Grown in a culture where husbands are worshipped, for a women weakened by the physical and mental violence inflicted upon her by their ‘Gods’ and the society, it is almost impossible to take any affirmative action. Such is the situation that when a woman does decide to take steps against her sufferings, she is disgraced and blown away with allegations of indecency. Legal procedures are lengthy and discouraging, and generally futile; and emotions and traditions often grind any remaining perseverance. Stories of impunity in cases like that of Suntali Dhami (name changed, female police officer raped by her own colleagues) and Sita Rai (name changed, a foreign migrant sexually abused by Airport Security Forces) do little in maintaining any remaining belief in the broken law enforcement and justice system.

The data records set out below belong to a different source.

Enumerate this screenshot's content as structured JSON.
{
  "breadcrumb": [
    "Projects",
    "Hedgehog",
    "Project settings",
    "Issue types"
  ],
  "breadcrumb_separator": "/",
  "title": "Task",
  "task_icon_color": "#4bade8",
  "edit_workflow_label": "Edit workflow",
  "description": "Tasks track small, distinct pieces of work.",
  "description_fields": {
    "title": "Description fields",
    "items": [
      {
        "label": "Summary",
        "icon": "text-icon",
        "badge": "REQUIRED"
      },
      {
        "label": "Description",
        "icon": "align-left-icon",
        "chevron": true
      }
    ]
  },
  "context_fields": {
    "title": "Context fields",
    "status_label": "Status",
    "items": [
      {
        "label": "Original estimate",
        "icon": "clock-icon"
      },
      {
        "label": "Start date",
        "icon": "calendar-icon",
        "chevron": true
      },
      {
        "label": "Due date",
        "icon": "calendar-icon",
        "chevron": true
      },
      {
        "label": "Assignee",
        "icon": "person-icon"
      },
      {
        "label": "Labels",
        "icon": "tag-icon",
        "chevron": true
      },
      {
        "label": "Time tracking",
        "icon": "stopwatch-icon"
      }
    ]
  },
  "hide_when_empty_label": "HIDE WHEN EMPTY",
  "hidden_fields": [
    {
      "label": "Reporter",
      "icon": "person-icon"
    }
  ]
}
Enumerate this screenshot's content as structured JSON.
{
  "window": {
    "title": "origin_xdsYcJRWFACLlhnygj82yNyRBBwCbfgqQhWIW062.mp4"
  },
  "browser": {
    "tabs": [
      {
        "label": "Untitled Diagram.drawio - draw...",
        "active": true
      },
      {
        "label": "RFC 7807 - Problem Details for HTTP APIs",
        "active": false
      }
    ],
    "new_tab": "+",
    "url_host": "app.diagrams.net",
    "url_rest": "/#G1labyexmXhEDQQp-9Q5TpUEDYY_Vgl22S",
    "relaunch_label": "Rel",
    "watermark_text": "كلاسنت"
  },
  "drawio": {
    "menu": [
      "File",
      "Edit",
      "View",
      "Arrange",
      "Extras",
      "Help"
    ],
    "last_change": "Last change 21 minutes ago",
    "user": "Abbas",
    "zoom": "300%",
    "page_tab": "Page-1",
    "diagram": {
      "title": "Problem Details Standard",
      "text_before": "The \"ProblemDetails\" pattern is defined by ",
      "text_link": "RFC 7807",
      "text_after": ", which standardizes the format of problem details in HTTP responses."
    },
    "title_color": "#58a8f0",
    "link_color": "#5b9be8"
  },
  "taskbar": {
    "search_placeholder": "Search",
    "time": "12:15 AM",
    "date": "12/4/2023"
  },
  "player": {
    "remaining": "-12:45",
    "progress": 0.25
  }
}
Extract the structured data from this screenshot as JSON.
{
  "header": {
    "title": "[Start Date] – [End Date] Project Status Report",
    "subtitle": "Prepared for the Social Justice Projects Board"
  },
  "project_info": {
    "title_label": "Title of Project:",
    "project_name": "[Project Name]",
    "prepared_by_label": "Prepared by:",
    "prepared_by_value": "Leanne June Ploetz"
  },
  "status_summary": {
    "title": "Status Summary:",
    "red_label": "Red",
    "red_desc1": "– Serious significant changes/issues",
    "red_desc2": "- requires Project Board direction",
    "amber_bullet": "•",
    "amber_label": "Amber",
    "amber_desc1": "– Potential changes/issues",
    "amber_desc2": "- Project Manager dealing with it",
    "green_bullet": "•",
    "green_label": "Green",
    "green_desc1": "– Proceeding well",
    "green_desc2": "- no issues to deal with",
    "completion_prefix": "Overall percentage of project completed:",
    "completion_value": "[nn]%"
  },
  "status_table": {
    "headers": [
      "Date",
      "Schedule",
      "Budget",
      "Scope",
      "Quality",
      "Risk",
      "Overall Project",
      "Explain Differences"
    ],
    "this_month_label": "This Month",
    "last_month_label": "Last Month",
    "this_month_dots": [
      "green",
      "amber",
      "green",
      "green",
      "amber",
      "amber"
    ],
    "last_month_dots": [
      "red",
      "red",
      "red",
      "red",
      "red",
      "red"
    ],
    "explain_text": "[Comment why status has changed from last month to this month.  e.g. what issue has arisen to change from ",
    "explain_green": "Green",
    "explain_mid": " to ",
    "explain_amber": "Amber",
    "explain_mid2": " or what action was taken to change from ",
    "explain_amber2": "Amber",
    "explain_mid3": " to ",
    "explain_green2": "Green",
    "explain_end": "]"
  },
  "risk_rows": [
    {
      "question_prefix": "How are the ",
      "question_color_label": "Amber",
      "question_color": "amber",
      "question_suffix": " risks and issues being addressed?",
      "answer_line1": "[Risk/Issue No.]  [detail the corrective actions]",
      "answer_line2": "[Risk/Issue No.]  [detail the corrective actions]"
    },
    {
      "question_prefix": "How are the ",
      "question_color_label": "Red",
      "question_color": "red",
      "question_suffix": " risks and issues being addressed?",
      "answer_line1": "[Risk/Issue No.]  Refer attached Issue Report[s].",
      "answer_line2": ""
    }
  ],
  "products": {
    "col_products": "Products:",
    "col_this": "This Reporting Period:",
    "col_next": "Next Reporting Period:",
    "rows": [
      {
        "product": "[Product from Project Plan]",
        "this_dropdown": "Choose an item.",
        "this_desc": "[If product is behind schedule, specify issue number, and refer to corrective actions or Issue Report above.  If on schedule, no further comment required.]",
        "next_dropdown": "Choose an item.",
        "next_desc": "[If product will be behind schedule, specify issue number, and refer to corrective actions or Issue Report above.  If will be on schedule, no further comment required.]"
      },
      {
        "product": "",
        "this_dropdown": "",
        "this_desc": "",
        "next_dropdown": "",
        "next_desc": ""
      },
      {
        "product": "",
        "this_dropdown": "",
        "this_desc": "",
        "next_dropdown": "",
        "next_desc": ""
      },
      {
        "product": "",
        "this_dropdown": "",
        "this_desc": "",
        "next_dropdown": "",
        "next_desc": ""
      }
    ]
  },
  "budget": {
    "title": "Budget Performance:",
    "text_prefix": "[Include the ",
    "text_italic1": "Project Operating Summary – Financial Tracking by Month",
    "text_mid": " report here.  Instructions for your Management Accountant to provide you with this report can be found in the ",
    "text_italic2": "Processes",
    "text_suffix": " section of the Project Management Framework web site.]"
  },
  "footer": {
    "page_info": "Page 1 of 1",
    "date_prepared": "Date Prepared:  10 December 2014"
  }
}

With no familial, social and legal support a woman has to fight the battle alone. (I)NGOs publicize the cases of a few dozen women they help, and the media cover them, but millions are left stranded.
The women can neither fight the crime, nor can she escape. There are no shelter homes or rehabilitation centers where a woman can go in case of an emergency: she has to stay battered and subdued in her own home with the aggressor still on rampage. Thus, with no independent income of her own, as is generally the case,  and an absence of a sound legal or social security; there is no other option than staying quiet, tolerating. The result is a more confident and a more convinced abuser, who has literally no risks of a social or a legal demise. The vicious cycle of violence and torture continues in the family and spirals into other homes of the society.


Ending Domestic Violence: Is Change Possible?


With such widespread prevalence and the roots so deep in the society, it is hard to see how change is possible. But with people getting together to form organizations, and organizations working together in networks and common men and women spontaneously actively engaging into movements like Occupy Baluwatar, there is Hope. 



If we even start talking about this issue at our homes with the family, in social gatherings, in friends’ circles and in social media; that will surely be a first step in marching towards a more respectable and a more just society. The war will be long and testing, and there will be battles that will have to be fought against the people and beliefs we admire and respect, if not ourselves. There are bound to be failures. But start we must.


Success consists of going from failure to failure without loss of enthusiasm.”